Alas, the injury took a turn to the
worse and I was unable to walk at all by Thursday. I hobbled my way to the
volleyball court as there was volleyball class in the morning. I excused myself
from the session since I could barely walk, let alone perform other
“complicated” actions like squats and jumps. That could not go on and my
condition got so bad that I had to seek help from a friend to take me to the
office to get fetched to the hospital. It turned out that I had a soft tissue
injury which happened UNDER my skin. The doctors, who were in fact housemen,
actually checked through my injury and bandaged my knee. I could not believe my
eyes. The housemen actually checked through my injury while a qualified doctor
just dismissed me with some pills? I could just imagine the chaotic scene in
the medical world…
Worse was yet to come. I was not
allowed to carry out physical activities for a month and I need at least six
weeks to recuperate. A MONTH? I could not fathom myself being confined to the
chair or the bed for more than an hour a day, let alone being inactive for a
month! Oh hell no… Six weeks sounded like six centuries to me. Bye jogging and
HIITs, hello to troubling people to stress over my chores!

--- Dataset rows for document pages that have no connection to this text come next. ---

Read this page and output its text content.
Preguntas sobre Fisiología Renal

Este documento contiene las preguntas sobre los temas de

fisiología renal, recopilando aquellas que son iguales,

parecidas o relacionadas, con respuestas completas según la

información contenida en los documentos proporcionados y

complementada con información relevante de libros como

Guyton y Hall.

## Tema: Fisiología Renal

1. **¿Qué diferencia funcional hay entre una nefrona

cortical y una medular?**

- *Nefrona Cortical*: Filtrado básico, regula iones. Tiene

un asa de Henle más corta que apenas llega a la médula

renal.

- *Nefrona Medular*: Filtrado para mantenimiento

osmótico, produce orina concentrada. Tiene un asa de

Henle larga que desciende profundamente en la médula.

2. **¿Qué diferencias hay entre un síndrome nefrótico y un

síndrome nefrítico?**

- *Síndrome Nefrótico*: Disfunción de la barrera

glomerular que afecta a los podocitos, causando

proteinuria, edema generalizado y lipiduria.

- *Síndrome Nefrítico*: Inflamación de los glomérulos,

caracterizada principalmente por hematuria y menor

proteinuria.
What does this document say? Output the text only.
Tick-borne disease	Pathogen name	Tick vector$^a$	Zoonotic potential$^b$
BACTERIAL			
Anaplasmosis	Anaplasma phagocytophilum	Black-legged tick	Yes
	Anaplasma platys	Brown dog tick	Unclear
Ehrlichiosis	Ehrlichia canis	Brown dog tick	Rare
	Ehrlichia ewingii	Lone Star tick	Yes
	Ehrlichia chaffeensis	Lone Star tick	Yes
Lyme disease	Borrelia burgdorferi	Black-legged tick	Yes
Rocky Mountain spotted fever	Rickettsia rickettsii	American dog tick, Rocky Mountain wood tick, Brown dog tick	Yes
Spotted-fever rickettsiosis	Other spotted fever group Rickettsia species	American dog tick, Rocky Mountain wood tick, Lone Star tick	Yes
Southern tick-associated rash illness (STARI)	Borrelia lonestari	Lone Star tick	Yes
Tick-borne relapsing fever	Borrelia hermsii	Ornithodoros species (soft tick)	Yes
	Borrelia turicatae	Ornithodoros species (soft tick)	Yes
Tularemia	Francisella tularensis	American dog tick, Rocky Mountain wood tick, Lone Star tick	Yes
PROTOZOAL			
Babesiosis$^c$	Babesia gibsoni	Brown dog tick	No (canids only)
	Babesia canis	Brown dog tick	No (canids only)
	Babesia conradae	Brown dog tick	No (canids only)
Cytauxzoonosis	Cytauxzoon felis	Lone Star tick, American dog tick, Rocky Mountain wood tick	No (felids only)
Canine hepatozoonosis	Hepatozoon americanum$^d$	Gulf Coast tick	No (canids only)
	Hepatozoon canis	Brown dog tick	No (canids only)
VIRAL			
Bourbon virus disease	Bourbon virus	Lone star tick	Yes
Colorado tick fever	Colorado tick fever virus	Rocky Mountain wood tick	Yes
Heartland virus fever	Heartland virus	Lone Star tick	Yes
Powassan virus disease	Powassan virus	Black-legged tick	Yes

This is LIBERATING! I don't know if I can ever do something like her though... (Image from Google) |
Yes, I was even given a medical
leave from 3 July 2014 to 10 July 2014. I could get another week off for my
injury, but one week of troubling my friends over homework and missing lectures
was beyond my level of patience. I need to study and my friends have their
lives too.
POST INJURY
It had
been almost five months since my injury. During my injury, thanks to my
immobility, I gained about 10 kilograms within two months. Of course, it took
more than two months to lose them all and I am still working on it. My clothes were literally wrapping me like a dumpling. It was torturing and humiliating indeed as I walked around, with people laughing behind my back. "Oh she's gained weight!" "Oh she's too fat to have a boyfriend!" What matters more, though, was the MONETARY FACTOR. If I eventually became too fat for my clothes, I would have to empty my pockets on new but ugly clothes, get mom to sew new skirts (which is like adding salt to wounds as she was already busy and unwell), and may have to see the doctor more. Now THIS is the ultimate insult!
That was
not the major focus, however. This injury taught me to be grateful and treasure
my possessions, be it my wellbeing, material possessions, or the people around
me. In this case, my knees and legs are very precious. A hurt knee proved to be
a huge handicap because knees support movements; thus when one is injured,
locomotion becomes difficult. Imagine being able to only move around by
dragging my bottoms or walking with crutches… it was very inconvenient. I
salute those who are handicapped but living strong; I realized that I need to
respect my body and do not take it for granted. As much as I love to learn new
tricks, I need to take baby steps. Rome is not built in a day.
Without
my family and friends, I may have to be hospitalized and give up exercising
forever. That SUCKS. The doctor told me that had I delayed my treatment any
later, I would need to go under the knife. That translates to-no more strenuous
exercises in the future and more troubling for the people around me! I was
grateful that there are people who care and provide support when needed... my parents,
classmates (albeit some bad hats), friends from Tzu-Chi society, lecturers…
Remember,
be grateful and count your blessings, and treasure them by making the most use
out of them and use them as tools towards achieving your dreams. As for
learning, learning takes time, so be patient and persevere! Lastly, remember
that no man is an island.
And
yes, I will NEVER give up in learning handstands. Maybe I should work on my
core strength first, which was only so-so.